DSG are now about the only broad portfolio electronics retail chain left (all others have a narrower selection i.e. just phones/tablets, are much smaller or went out of business), with no major competition they should be able to continue, a lot of people (as in general people not nerds) will value the advisers and hands on etc that you can't get online… so long as they can use their size and buying power to keep prices low.

Argos' catalogue model is a good halfway house between high street and online with benefits of both - instant acquisition, easy returns AND huge stock selection and low prices.

Primark flourish because in fashion where things are short lived anyway the lower quality isn't a huge deal and the low prices keep the flocks coming in when times are hard.

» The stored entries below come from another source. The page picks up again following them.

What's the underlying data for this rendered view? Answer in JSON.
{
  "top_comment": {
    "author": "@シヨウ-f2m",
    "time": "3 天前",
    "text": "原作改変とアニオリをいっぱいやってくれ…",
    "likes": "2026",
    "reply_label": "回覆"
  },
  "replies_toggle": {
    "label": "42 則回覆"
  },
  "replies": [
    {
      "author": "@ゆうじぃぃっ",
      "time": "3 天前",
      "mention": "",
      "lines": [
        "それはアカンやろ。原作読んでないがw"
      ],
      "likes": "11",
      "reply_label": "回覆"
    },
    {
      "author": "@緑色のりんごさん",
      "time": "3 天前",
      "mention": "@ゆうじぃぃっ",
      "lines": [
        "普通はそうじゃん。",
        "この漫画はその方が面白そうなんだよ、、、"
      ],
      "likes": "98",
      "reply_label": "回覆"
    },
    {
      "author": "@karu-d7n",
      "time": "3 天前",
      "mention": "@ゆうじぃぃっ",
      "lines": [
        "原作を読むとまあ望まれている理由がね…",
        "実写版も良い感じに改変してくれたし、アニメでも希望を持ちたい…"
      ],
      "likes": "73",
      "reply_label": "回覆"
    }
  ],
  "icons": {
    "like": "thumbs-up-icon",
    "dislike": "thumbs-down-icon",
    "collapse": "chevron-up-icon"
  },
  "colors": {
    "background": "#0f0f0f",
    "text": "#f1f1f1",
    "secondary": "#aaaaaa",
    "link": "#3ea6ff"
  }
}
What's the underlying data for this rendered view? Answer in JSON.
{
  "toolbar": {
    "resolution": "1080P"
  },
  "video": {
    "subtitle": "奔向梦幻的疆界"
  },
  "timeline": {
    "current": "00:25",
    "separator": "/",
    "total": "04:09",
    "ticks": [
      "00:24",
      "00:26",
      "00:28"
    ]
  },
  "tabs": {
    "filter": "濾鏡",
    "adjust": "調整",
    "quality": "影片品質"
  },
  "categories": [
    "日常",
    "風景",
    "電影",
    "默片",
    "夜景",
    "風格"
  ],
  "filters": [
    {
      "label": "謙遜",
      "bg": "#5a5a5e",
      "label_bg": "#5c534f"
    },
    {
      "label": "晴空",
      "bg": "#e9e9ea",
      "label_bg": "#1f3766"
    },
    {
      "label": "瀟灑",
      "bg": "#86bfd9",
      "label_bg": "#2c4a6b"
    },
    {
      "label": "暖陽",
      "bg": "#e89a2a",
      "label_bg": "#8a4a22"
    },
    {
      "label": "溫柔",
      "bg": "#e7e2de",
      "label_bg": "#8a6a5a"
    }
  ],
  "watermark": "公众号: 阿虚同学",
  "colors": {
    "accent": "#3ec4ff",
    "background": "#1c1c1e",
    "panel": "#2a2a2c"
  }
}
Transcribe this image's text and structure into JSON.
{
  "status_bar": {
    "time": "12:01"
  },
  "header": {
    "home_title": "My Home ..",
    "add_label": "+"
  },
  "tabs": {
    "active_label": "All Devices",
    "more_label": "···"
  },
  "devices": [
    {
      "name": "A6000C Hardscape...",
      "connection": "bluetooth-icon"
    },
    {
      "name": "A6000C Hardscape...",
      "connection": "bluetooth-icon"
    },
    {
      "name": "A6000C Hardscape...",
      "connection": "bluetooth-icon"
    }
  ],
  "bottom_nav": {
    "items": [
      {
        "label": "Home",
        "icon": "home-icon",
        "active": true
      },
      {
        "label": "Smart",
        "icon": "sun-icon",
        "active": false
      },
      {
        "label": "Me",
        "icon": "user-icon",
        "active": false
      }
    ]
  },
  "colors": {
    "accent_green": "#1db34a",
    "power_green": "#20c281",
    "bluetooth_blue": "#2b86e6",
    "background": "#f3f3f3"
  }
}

I can see why these three are doing well in a poor market.
daniel.phillips;23437
I've always found Argos to be amazingly cheap, I've just moved to a new flat and bought loads of furniture there. They seem to have pretty good prices on electricals as well. Plus, their website is fairly decent and it's always easy to reserve and collect stuff in store, unlike other places that don't properly reserve items, or sometimes try and charge you more when you pick it up.

You can also buy the exact same furniture in Homebase - same parent company, also owns Laura Ashley and Habitat now AFAIK.